By: Melinda Allen, Intervenor Specialist
In my current studies on disability issues, I often come across the concept of “autonomy in care”. Dignity is almost always found alongside autonomy. When people feel that they are becoming too dependent on someone else, there is potential for their dignity to be threatened. Michael Oliver, writer and disability rights activist, talks about how dependency on “carers” is a created ideology and not actually based on people’s functional abilities.
Needing support does not mean a lack of independence.
Non-disabled people have created a stigma towards people with disabilities when they need support or assistance with something. However, seeking support simply means that people must rely on other people because we are living in a society that makes it impossible to do things alone.
For example, people are dependent on farmers to make the food that they buy to provide nourishment for themselves and their families. This has nothing to do with being able-bodied or having a disability, rather it’s about the fact that people who are not farmers by trade don’t have the skill-set or infrastructure to farm our own food – we rely on being able to buy it from the grocery store. People with disabilities have been working hard to change the mindset that people who are in need of “care” or “assistance” are not to be viewed as dependent on someone else, but are merely using that support as an extension of their independence.
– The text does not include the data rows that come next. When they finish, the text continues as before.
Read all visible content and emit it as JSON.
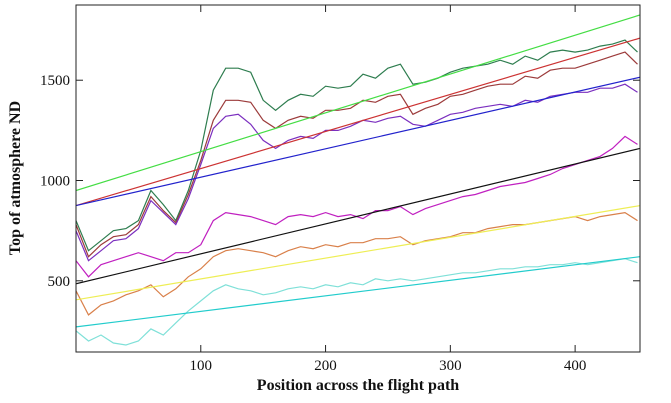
{
  "chart_data": {
    "type": "line",
    "x_label": "Position across the flight path",
    "y_label": "Top of atmosphere ND",
    "xlim": [
      0,
      452
    ],
    "xticks": [
      100,
      200,
      300,
      400
    ],
    "ylim": [
      145,
      1875
    ],
    "yticks": [
      500,
      1000,
      1500
    ],
    "series": [
      {
        "color": "#2e7d4f",
        "x": [
          0,
          10,
          20,
          30,
          40,
          50,
          60,
          70,
          80,
          90,
          100,
          110,
          120,
          130,
          140,
          150,
          160,
          170,
          180,
          190,
          200,
          210,
          220,
          230,
          240,
          250,
          260,
          270,
          280,
          290,
          300,
          310,
          320,
          330,
          340,
          350,
          360,
          370,
          380,
          390,
          400,
          410,
          420,
          430,
          440,
          450
        ],
        "values": [
          800,
          650,
          700,
          750,
          760,
          800,
          950,
          880,
          800,
          950,
          1150,
          1450,
          1560,
          1560,
          1540,
          1400,
          1350,
          1400,
          1430,
          1420,
          1470,
          1460,
          1470,
          1530,
          1510,
          1560,
          1580,
          1480,
          1490,
          1510,
          1540,
          1560,
          1570,
          1580,
          1600,
          1580,
          1620,
          1600,
          1640,
          1650,
          1640,
          1650,
          1670,
          1680,
          1700,
          1640
        ]
      },
      {
        "color": "#9c3b3b",
        "x": [
          0,
          10,
          20,
          30,
          40,
          50,
          60,
          70,
          80,
          90,
          100,
          110,
          120,
          130,
          140,
          150,
          160,
          170,
          180,
          190,
          200,
          210,
          220,
          230,
          240,
          250,
          260,
          270,
          280,
          290,
          300,
          310,
          320,
          330,
          340,
          350,
          360,
          370,
          380,
          390,
          400,
          410,
          420,
          430,
          440,
          450
        ],
        "values": [
          780,
          620,
          680,
          720,
          730,
          780,
          920,
          850,
          790,
          930,
          1100,
          1300,
          1400,
          1400,
          1390,
          1300,
          1260,
          1300,
          1320,
          1310,
          1350,
          1350,
          1360,
          1400,
          1390,
          1420,
          1430,
          1330,
          1360,
          1380,
          1420,
          1430,
          1450,
          1470,
          1480,
          1480,
          1520,
          1510,
          1550,
          1560,
          1560,
          1580,
          1600,
          1620,
          1640,
          1580
        ]
      },
      {
        "color": "#7b2fbf",
        "x": [
          0,
          10,
          20,
          30,
          40,
          50,
          60,
          70,
          80,
          90,
          100,
          110,
          120,
          130,
          140,
          150,
          160,
          170,
          180,
          190,
          200,
          210,
          220,
          230,
          240,
          250,
          260,
          270,
          280,
          290,
          300,
          310,
          320,
          330,
          340,
          350,
          360,
          370,
          380,
          390,
          400,
          410,
          420,
          430,
          440,
          450
        ],
        "values": [
          750,
          600,
          650,
          700,
          710,
          760,
          900,
          840,
          780,
          910,
          1080,
          1260,
          1320,
          1330,
          1280,
          1200,
          1160,
          1200,
          1220,
          1210,
          1250,
          1250,
          1270,
          1300,
          1290,
          1310,
          1320,
          1280,
          1270,
          1300,
          1330,
          1340,
          1360,
          1370,
          1380,
          1370,
          1400,
          1390,
          1420,
          1430,
          1440,
          1440,
          1460,
          1460,
          1480,
          1440
        ]
      },
      {
        "color": "#c020c0",
        "x": [
          0,
          10,
          20,
          30,
          40,
          50,
          60,
          70,
          80,
          90,
          100,
          110,
          120,
          130,
          140,
          150,
          160,
          170,
          180,
          190,
          200,
          210,
          220,
          230,
          240,
          250,
          260,
          270,
          280,
          290,
          300,
          310,
          320,
          330,
          340,
          350,
          360,
          370,
          380,
          390,
          400,
          410,
          420,
          430,
          440,
          450
        ],
        "values": [
          600,
          520,
          580,
          600,
          620,
          640,
          620,
          600,
          640,
          640,
          680,
          800,
          840,
          830,
          820,
          800,
          780,
          820,
          830,
          820,
          840,
          820,
          830,
          810,
          850,
          850,
          870,
          830,
          860,
          880,
          900,
          920,
          930,
          950,
          970,
          980,
          990,
          1010,
          1030,
          1060,
          1080,
          1100,
          1120,
          1160,
          1220,
          1180
        ]
      },
      {
        "color": "#d9804a",
        "x": [
          0,
          10,
          20,
          30,
          40,
          50,
          60,
          70,
          80,
          90,
          100,
          110,
          120,
          130,
          140,
          150,
          160,
          170,
          180,
          190,
          200,
          210,
          220,
          230,
          240,
          250,
          260,
          270,
          280,
          290,
          300,
          310,
          320,
          330,
          340,
          350,
          360,
          370,
          380,
          390,
          400,
          410,
          420,
          430,
          440,
          450
        ],
        "values": [
          450,
          330,
          380,
          400,
          430,
          450,
          480,
          420,
          460,
          520,
          560,
          620,
          650,
          660,
          650,
          640,
          620,
          650,
          670,
          660,
          680,
          670,
          690,
          690,
          710,
          710,
          720,
          680,
          700,
          710,
          720,
          740,
          740,
          760,
          770,
          780,
          780,
          790,
          800,
          810,
          820,
          800,
          820,
          830,
          840,
          800
        ]
      },
      {
        "color": "#7fe0d8",
        "x": [
          0,
          10,
          20,
          30,
          40,
          50,
          60,
          70,
          80,
          90,
          100,
          110,
          120,
          130,
          140,
          150,
          160,
          170,
          180,
          190,
          200,
          210,
          220,
          230,
          240,
          250,
          260,
          270,
          280,
          290,
          300,
          310,
          320,
          330,
          340,
          350,
          360,
          370,
          380,
          390,
          400,
          410,
          420,
          430,
          440,
          450
        ],
        "values": [
          250,
          200,
          230,
          190,
          180,
          200,
          260,
          230,
          290,
          350,
          400,
          450,
          480,
          460,
          450,
          430,
          440,
          460,
          470,
          460,
          480,
          470,
          490,
          480,
          510,
          500,
          510,
          500,
          510,
          520,
          530,
          540,
          540,
          550,
          560,
          560,
          570,
          570,
          580,
          580,
          590,
          580,
          590,
          600,
          610,
          590
        ]
      },
      {
        "color": "#44dd44",
        "x": [
          0,
          452
        ],
        "values": [
          950,
          1825
        ]
      },
      {
        "color": "#cc3333",
        "x": [
          0,
          452
        ],
        "values": [
          875,
          1710
        ]
      },
      {
        "color": "#2222cc",
        "x": [
          0,
          452
        ],
        "values": [
          875,
          1515
        ]
      },
      {
        "color": "#111111",
        "x": [
          0,
          452
        ],
        "values": [
          485,
          1160
        ]
      },
      {
        "color": "#eeee55",
        "x": [
          0,
          452
        ],
        "values": [
          405,
          875
        ]
      },
      {
        "color": "#22cccc",
        "x": [
          0,
          452
        ],
        "values": [
          270,
          620
        ]
      }
    ]
  }
}
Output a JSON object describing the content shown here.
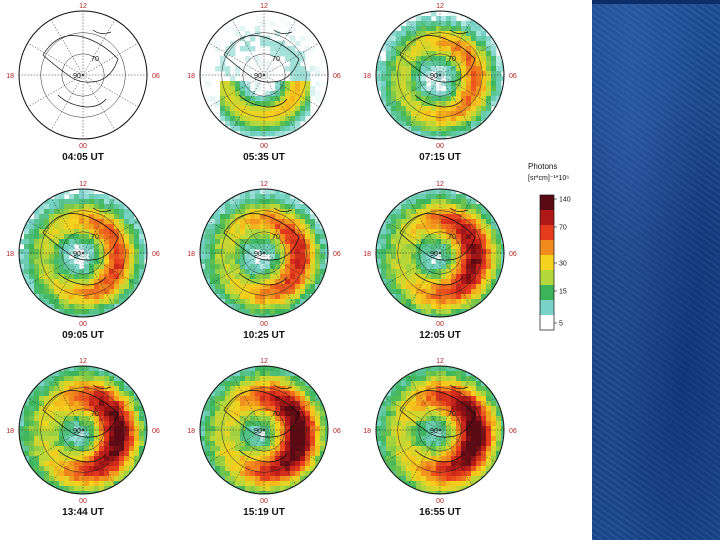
{
  "slide": {
    "background": "#ffffff",
    "side_panel_color": "#1a4a90"
  },
  "chart_data": {
    "type": "heatmap",
    "description_kind": "polar maps",
    "clock_labels": {
      "top": "12",
      "bottom": "00",
      "left": "18",
      "right": "06"
    },
    "latitude_labels": [
      "90",
      "70"
    ],
    "panels": [
      {
        "time": "04:05 UT",
        "intensity_level": 0.0
      },
      {
        "time": "05:35 UT",
        "intensity_level": 0.15
      },
      {
        "time": "07:15 UT",
        "intensity_level": 0.45
      },
      {
        "time": "09:05 UT",
        "intensity_level": 0.55
      },
      {
        "time": "10:25 UT",
        "intensity_level": 0.62
      },
      {
        "time": "12:05 UT",
        "intensity_level": 0.8
      },
      {
        "time": "13:44 UT",
        "intensity_level": 0.9
      },
      {
        "time": "15:19 UT",
        "intensity_level": 0.95
      },
      {
        "time": "16:55 UT",
        "intensity_level": 0.95
      }
    ],
    "colorbar": {
      "title": "Photons",
      "unit_label": "[sr*cm]⁻¹*10⁶",
      "ticks": [
        "140",
        "70",
        "30",
        "15",
        "5"
      ],
      "tick_values": [
        140,
        70,
        30,
        15,
        5
      ],
      "colors": [
        "#5a0a14",
        "#b01818",
        "#e63c1e",
        "#f08c1e",
        "#f5d21e",
        "#b4d73c",
        "#3cb45a",
        "#78d2c8",
        "#ffffff"
      ]
    }
  }
}
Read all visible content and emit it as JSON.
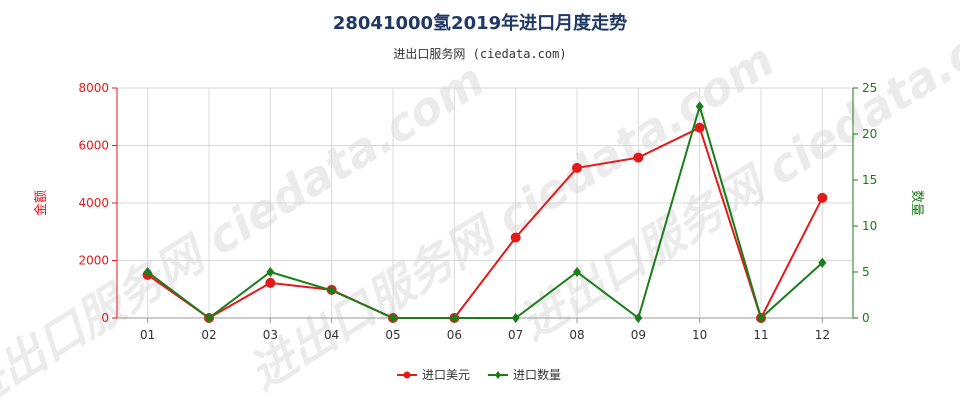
{
  "colors": {
    "usd": "#e31a1c",
    "qty": "#1a7d1a",
    "title": "#1f3864",
    "grid": "#d8d8d8",
    "axis": "#999999"
  },
  "chart_data": {
    "type": "line",
    "title": "28041000氢2019年进口月度走势",
    "subtitle": "进出口服务网 (ciedata.com)",
    "watermark": "进出口服务网 ciedata.com",
    "categories": [
      "01",
      "02",
      "03",
      "04",
      "05",
      "06",
      "07",
      "08",
      "09",
      "10",
      "11",
      "12"
    ],
    "y_left": {
      "label": "金额",
      "range": [
        0,
        8000
      ],
      "ticks": [
        "0",
        "2000",
        "4000",
        "6000",
        "8000"
      ],
      "tick_values": [
        0,
        2000,
        4000,
        6000,
        8000
      ]
    },
    "y_right": {
      "label": "数量",
      "range": [
        0,
        25
      ],
      "ticks": [
        "0",
        "5",
        "10",
        "15",
        "20",
        "25"
      ],
      "tick_values": [
        0,
        5,
        10,
        15,
        20,
        25
      ]
    },
    "grid": true,
    "legend_position": "bottom",
    "series": [
      {
        "name": "进口美元",
        "axis": "left",
        "color": "#e31a1c",
        "values": [
          1500,
          0,
          1220,
          980,
          0,
          0,
          2800,
          5220,
          5580,
          6620,
          0,
          4180
        ]
      },
      {
        "name": "进口数量",
        "axis": "right",
        "color": "#1a7d1a",
        "values": [
          5,
          0,
          5,
          3,
          0,
          0,
          0,
          5,
          0,
          23,
          0,
          6
        ]
      }
    ]
  }
}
This really resonated with me as an intervenor because this is exactly what intervenor services aim to do. Intervenors are meant to create space for people who are Deafblind to be able to make their own choices. In guiding, the phrase “here’s my arm” can have deeper meaning – “you can reach out for it for support in moving around or you can continue on yourself”.
“All the seats on the streetcar are full” can mean “you can choose to ask someone to stand up and give you their seat or simply hear what I’ve said and that’s the end of it”.
Judy Heumann, co-creator of the independent living movement, said, “To us, independence does not mean doing things physically alone. It means being able to make independent decisions. It is a mind process not contingent upon a normal body.”
This quote really helps underscore that dependence or independence has nothing to do with the physical body – in a wheelchair, deaf, blind, Deafblind, etc. – but is about the mind and our choices and decisions.